Calculator
Example Data Table
| y | x1 | x2 | x3 |
|---|---|---|---|
| 18 | 2 | 1 | 7 |
| 20 | 3 | 2 | 6 |
| 22 | 4 | 2 | 5 |
| 25 | 5 | 3 | 5 |
| 27 | 6 | 4 | 4 |
| 30 | 7 | 5 | 3 |
| 31 | 8 | 6 | 2 |
| 33 | 9 | 7 | 2 |
Formula Used
- Model: y = β₀ + β₁x₁ + … + βₖxₖ + ε
- OLS coefficients: β̂ = (XᵀX)⁻¹Xᵀy
- Residual variance: MSE = SSE / (n − k)
- Std error: SE(β̂ⱼ) = √(MSE · (XᵀX)⁻¹ⱼⱼ)
- t-test: tⱼ = β̂ⱼ / SE(β̂ⱼ), df = n − k
- Two-sided p-value: pⱼ = 2 · (1 − CDFt(|tⱼ|, df))
- Backward elimination: remove the predictor with the largest p-value if it exceeds alpha, then refit.
How to Use This Calculator
- Paste your data with a header row.

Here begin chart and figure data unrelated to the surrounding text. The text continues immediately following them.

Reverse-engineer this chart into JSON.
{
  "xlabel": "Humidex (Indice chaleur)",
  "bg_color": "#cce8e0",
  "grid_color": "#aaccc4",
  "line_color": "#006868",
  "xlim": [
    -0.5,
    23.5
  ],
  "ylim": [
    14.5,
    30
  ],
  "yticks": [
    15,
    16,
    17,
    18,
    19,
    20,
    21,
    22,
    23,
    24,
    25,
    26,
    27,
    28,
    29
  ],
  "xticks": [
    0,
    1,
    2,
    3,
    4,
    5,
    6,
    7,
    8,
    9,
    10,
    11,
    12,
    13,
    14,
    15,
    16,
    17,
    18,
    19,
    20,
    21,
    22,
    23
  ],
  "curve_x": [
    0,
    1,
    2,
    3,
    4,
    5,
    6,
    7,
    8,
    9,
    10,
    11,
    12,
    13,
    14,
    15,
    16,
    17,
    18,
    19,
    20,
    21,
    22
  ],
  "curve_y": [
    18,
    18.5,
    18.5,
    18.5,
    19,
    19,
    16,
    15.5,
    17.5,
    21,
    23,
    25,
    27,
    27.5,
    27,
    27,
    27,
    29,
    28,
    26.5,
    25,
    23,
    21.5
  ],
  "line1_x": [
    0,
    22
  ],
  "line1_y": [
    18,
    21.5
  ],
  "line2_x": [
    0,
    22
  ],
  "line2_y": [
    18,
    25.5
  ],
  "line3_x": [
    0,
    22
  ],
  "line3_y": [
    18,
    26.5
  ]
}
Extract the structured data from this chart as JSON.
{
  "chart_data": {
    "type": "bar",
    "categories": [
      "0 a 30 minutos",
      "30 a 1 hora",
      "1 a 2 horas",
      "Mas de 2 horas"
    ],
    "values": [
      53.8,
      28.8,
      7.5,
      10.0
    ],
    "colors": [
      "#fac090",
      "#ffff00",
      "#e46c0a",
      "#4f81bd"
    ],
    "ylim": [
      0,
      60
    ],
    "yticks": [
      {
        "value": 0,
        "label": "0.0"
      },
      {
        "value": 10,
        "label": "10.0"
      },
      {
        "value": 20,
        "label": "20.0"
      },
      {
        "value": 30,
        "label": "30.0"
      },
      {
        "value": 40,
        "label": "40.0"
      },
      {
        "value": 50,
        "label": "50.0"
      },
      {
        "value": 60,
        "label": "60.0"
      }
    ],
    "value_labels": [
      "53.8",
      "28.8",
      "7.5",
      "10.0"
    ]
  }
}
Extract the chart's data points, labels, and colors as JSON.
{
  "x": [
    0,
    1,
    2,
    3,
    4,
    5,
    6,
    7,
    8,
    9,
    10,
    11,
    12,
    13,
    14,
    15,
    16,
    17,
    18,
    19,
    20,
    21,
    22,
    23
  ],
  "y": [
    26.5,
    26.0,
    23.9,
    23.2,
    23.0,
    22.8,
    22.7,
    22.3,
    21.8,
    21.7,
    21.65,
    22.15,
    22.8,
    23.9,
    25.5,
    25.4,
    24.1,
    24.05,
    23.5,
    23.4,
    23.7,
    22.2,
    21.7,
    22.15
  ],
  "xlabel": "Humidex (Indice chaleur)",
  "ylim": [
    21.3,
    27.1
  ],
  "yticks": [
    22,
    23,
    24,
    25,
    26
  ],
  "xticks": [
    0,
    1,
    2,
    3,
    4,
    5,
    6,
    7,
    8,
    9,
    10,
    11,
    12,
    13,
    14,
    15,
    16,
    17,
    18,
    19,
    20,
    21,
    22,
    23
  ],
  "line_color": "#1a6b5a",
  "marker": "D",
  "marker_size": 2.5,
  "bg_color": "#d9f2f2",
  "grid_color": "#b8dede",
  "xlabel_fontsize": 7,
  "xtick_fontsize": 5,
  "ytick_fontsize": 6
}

Put y first.
- Choose alpha (common values: 0.10, 0.05, 0.01).
- Press Run to see each elimination step.
- Review final coefficients, p-values, and adjusted R².
- Download CSV or PDF for reporting or homework.
FAQs
1) What is backward elimination regression?
It is a stepwise approach that starts with all predictors, then removes the least significant variable repeatedly until all remaining predictors pass a chosen p-value threshold.
2) What does alpha mean here?
Alpha is the maximum acceptable p-value for keeping a predictor. If a predictor’s p-value is greater than alpha, it becomes a candidate for removal.
3) Why can a predictor be removed even if R² drops?
R² often decreases when predictors are removed. Adjusted R² and interpretability can improve because the model becomes simpler and penalizes unnecessary variables.
4) What if the matrix inversion fails?
That usually means predictors are highly collinear or there are too few rows. Remove redundant predictors, add more observations, or standardize your dataset formatting.
5) Do I need an intercept term?
Most linear regression models include an intercept to avoid forcing the fit through the origin. This calculator always includes an intercept term by default.
6) Are p-values always reliable for selection?
Not always. Stepwise selection can overfit and inflate significance. Use domain knowledge, cross-validation, and diagnostics to confirm that the final model generalizes.
7) What data format should I paste?
Paste CSV or TSV with a header row. The first column is y. Every value should be numeric, and each row must have the same number of columns.